Publié le 19 Mai 2015

Tu écrase ma gorge avec tes talons plats, véritable massacre de mes entrées d'air frais. Avec tes longs doigts de métal cerclés tu enserre mon crâne, c'est une prise en tenaille ouvragé, une cage de rouille et d'acier que tu assois sur mon visage. Tu piétine mon ventre de tes poings serrés, habilement remués ils installent dans mon corps l'arc choc de tes coups portés.

 

Il n'y a pas de guerre larvée, pas de front sans sang versé. Il n'y a pas de joute oratoire tant que les cadavres tombent autour de nos danses énervées.

 

Je tue trop de fois les poupées de chiffons qui hantent ma psyché pour me détourner quand tu vois en moi un charnier. Le chant du coq est là et l'aube c'est levée.
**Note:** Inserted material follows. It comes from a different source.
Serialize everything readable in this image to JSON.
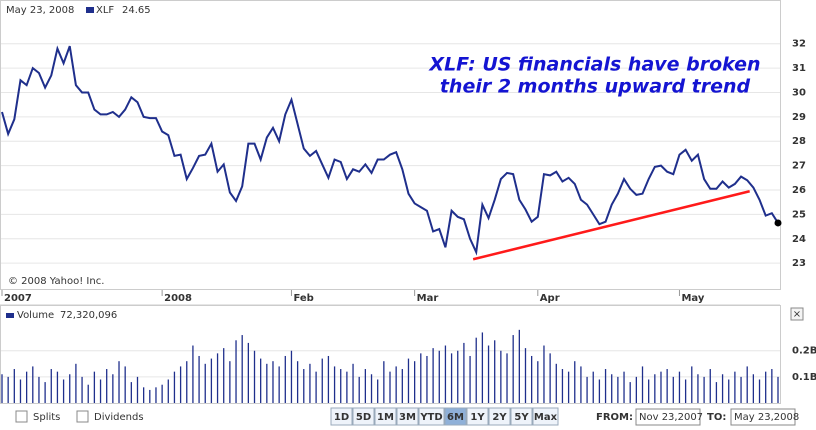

Une auberge ravagée et les rives du fleuve noyées sous des tombereaux déchiquetés se souviennent de nous. Demain, hier, on dressera une statue au lieu même des boucheries. Un peu de métal pour toi et du bronze pour moi, je suis un érudit de sang mitigé et toi une déesse drapée dans ses excès. Et le peuple piteux, spectateurs impromptu, ne saura jamais que caresser du regard nos grandes ostentations.

 

Une cage dorée et un ring de boxe, la ferveur de tes poignets et la rigueur de tes poings. L'invasion est terminée, la conquête est en cour ; brins de lumières et d'aciers pour te couronner dès ce soir.

 

C'est le corps d'un homme dévoyé qui scrute son horizon à la recherche d'un espace, un esprit, un espoir qui fera poindre autour une autre odeur de crasse.